Jumpy Henry Spencer (Nance) lives in an urban dystopia of shadows and smoke. Everything bewilders him. In his seedy apartment he dreams of sex and the girl he believes lives in his radiators. When he visits Mary, who may or not be his ex-girlfriend, he endures a frightful family dinner before Mary tells him they have a baby. It’s deformed, hideous, foetus-like. Mary dumps it with Henry, who doesn’t enjoy the subsequent daily responsibility. He’s trapped. In a dream, he sees himself decapitated, his head to be used as an eraser. Waking, he realises he must un-swaddle and kill the wretched baby. “In Heaven,” the Lady In The Radiator reassures him (if not us), “everything is fine.”
It seems reductive to say that Lynch was tussling with becoming a new father, though he has admitted his home life and its clash with his artistic aspirations was a factor. Eraserhead resonates with many more themes: its preoccupation with sex, castration and the birth-death cycle are drawn from Buñuel (especially Un Chien Andalou). The disorientating design and Frederick Elmes’ camera-work owe much to the giants of German Expressionism, these elements enhanced by the hissing, crackling sound-bed, the film’s unique internal logic. And an atmosphere that haunts for longer than is comfortable. Its shadow hangs over every Lynch film since.
Six Lynch shorts are also released (some for the first time on DVD in the UK). Alongside 1988’s French TV episode The Cowboy And The Frenchman and 1995’s Lumière Et Compagnie, his four earliest experiments are gripping, seen either as the juvenilia of a titan or as threads which lead to the ghoulish greatness of Eraserhead and beyond. Six Figures Getting Sick (1967) and The Alphabet (1968) reveal a painter working out how to transfer his gifts as a visual artist to film. By The Grandmother (1970) and The Amputee (1974), the shock-horror and black comedy are seeping ominously through. For the former, Lynch painted the interior of his house black, used neighbours and relatives as actors, and presented a ghastly 34-minute family scenario wherein a boy wets the bed, his father rubs his face in it, his mother tries to seduce him and his grandma – who he witnesses growing from a seed – dies (twice) while his parents laugh at him. When they saw the film, Lynch reported, his own parents “were very upset, as they didn’t know where it came from.”
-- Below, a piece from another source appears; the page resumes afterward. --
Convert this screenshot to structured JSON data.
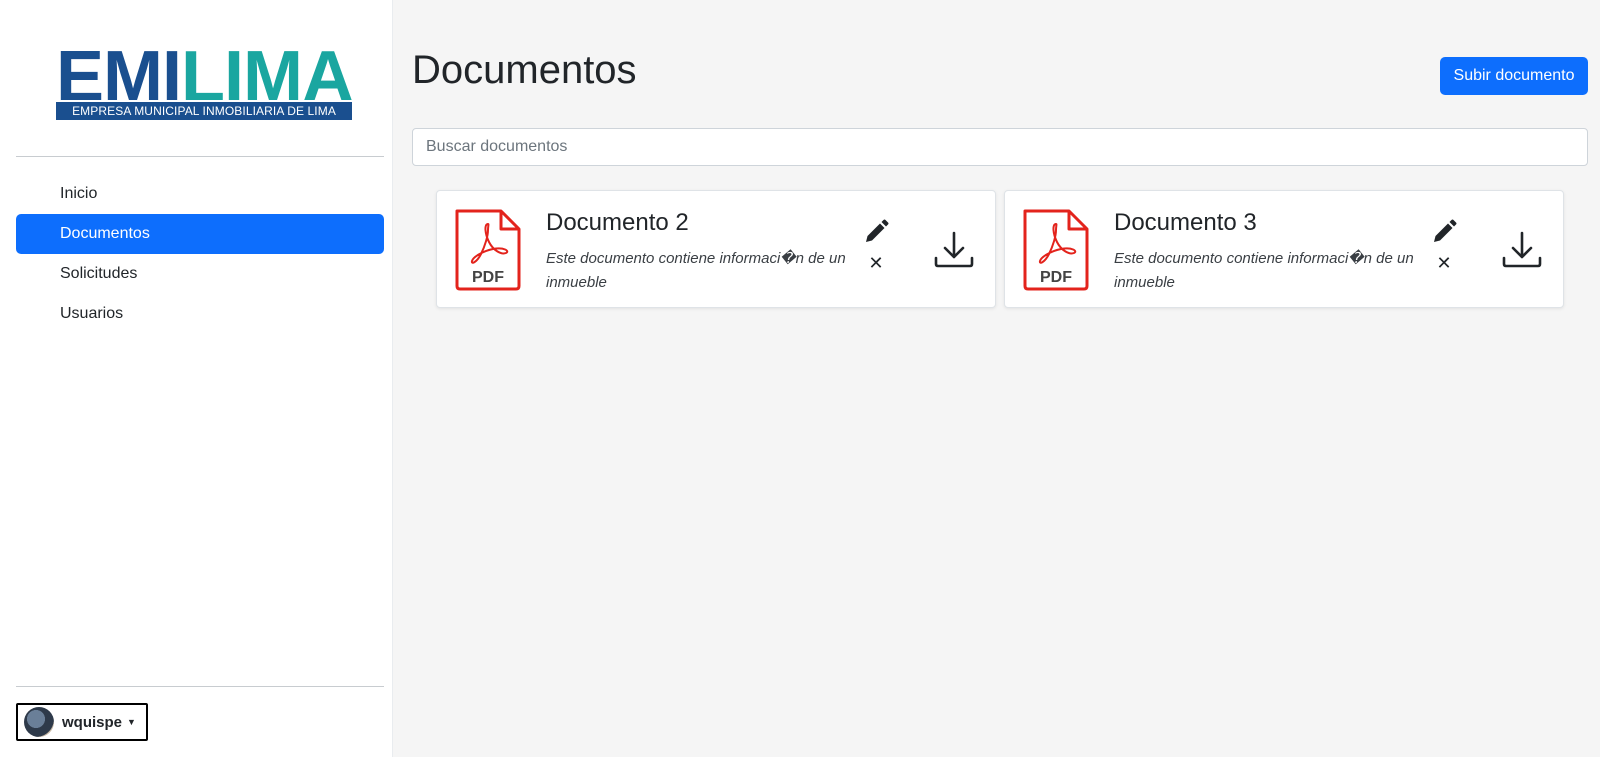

Its legacy of real-imaginary confusion upon Eraserhead is undeniable, as is that of The Amputee. Only five minutes long, it’s sensationally appalling, as a woman with both legs lopped off at the knees reads a letter aloud (very Beckett). A male nurse “treats” her amid much bloodletting and bandaging. While Lynch’s obsession with physical abnormality can be gruelling, it serves to make you ponder Hollywood’s presentation of physical “perfection” as the norm. “Just beneath the surface,” Lynch has said, “there’s another world. I knew it as a kid. It was just a feeling.” That feeling led to these savage, spine-tingling works, and a cult that continues to slither onward.
EXTRAS: 3* Eraserhead – Lynch interview about Making Of; The Short Films – intro to each by Lynch.